The Assassinated Press
Regis Says He Will Retire and Minister to the Venezuelan Poor.
By IMA STOOGEY & SUDSY RAGOO
The Assassinated Press
NEW YORK, ---TV personality Regis Philbin says he will leave his popular morning hour of drivel, Live With Regis and Kelly, when his current contract expires in October of this year. In the past, Regis, who has made disparaging remarks about Hugo Chavez on his show, on several occasions calling the Venezuelan President a ‘lunatic’ and a ‘madman’ for denying license renewals to TV stations implicated in attempts to assassinate him, has said he plans to leave his popular morning jibberthon, divest himself of all his worldly possessions and spend the rest of his life ministering to the poor in the Caracas slums.
“They love me down there. Especially, the forty percent who have electricity,” the maestro of schlub told the Assassinated Press. “I used to play the Caracas Marriott every December. They even let me sing. Now, Chavez has effectively cancelled my show by closing the station that broadcast it. Outrageous!
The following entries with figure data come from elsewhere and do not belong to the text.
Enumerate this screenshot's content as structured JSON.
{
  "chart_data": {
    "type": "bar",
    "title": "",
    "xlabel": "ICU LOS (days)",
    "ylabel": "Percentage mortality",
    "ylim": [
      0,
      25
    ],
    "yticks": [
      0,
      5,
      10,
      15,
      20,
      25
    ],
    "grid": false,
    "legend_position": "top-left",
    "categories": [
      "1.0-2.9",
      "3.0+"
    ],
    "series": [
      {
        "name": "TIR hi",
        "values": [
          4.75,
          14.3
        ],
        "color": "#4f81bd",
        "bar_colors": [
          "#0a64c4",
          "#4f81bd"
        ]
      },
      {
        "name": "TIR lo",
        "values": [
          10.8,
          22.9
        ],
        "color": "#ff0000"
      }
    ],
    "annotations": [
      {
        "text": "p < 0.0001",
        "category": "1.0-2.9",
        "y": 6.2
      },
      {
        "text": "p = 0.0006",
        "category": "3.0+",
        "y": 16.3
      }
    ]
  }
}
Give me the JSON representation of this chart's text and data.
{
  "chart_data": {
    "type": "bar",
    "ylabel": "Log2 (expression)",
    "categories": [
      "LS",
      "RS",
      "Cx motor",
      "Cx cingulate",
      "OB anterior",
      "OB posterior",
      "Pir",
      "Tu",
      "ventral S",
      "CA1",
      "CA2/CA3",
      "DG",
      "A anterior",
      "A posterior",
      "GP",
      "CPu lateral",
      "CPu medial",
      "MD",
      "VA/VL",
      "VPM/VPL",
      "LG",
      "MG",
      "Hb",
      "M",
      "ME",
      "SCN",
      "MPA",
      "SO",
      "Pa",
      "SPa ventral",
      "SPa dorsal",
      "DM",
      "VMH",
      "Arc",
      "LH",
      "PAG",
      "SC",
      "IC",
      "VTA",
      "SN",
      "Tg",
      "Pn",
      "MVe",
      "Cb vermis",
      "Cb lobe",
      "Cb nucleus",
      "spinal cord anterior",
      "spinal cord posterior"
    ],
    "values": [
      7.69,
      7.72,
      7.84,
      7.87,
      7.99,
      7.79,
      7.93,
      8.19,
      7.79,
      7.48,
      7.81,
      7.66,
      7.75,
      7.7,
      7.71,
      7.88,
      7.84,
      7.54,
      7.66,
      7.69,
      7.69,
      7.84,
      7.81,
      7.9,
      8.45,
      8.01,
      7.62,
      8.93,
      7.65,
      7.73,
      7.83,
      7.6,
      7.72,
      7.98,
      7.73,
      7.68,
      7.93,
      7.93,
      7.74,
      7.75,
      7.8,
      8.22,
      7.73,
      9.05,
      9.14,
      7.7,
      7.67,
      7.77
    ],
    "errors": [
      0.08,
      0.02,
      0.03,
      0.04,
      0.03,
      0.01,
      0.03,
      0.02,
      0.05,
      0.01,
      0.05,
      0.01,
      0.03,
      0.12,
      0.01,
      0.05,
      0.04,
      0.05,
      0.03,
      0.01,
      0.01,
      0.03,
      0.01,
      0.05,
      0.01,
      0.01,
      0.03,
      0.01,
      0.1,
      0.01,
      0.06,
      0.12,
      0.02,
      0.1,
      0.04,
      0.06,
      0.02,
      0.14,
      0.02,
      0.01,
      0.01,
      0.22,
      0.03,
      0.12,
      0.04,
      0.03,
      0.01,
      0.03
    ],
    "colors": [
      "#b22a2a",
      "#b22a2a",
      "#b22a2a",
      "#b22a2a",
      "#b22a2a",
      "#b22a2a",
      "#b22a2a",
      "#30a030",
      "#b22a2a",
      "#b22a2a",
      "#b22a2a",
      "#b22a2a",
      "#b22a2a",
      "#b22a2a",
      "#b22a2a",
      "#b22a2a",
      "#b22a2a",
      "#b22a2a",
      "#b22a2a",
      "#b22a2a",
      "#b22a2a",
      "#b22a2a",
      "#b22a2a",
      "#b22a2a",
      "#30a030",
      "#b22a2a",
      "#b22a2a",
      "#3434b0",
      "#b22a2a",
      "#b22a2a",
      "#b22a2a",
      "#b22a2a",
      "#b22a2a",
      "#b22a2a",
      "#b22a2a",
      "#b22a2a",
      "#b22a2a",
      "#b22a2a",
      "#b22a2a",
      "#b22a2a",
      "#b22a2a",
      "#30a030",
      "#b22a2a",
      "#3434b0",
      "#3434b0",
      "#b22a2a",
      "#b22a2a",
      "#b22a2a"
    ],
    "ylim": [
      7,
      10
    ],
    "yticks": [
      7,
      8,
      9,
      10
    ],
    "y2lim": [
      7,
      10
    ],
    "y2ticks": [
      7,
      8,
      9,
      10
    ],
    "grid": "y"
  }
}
With the corrupt ‘white asses’ quality programming was never an issue.”
Kelly Rippa, who is affectionately known as ‘chicken legs’ among the Venezuelans, credits her vast knowledge of Venezuela to the jibbering erudition of Philbin. “Before I learned about Venezuela from Regis, it was just another jungle shithole standing between me and my cocaine connect in the U.S. Embassy in Bogota.”
After leaving his show, Regis plans to walk in the threadbare sandals of his Lord Jesus Christ. “That’s right,” chuckles Philbin. “‘Go your way, sell whatsoever you have, and give to the poor.’ That’s what Jesus said. Shit. I’ve already sold my Malibu mansion to Donald Trump and told him to pay me when he gets out of Chapter 11. I’m going to sell or give away all of my earthly possessions and put my money where my mouth is and move to the Caracas slums and minister to the poor.”
David Letterman, affectionately known among Venezuelans as commode head because the gap in his enormous teeth look like the gap at the front of a toilet seat, has also committed himself to the ultimate Christian divestiture and says he will join his pal Regis in opening a soup kitchen and counseling center in Caracas. “We both hate Chavez and have virtually no knowledge of Venezuela except that we apparently liked it better when 80% of the people were starving. So as Christ figures, we’re naturals.”
“I think we’ll wow ‘em!” Regis said. Regis added, “If Chavez had the least bit of Christian spirit he’d let the Venezuelan Pharisees and the Romans in Washington kill him. That’s what a real ‘savior’ would do. Chavez didn’t have to go to such extremes. He could have simply pled his case to the rich people and they would have given it up and stopped fucking over everyone else.”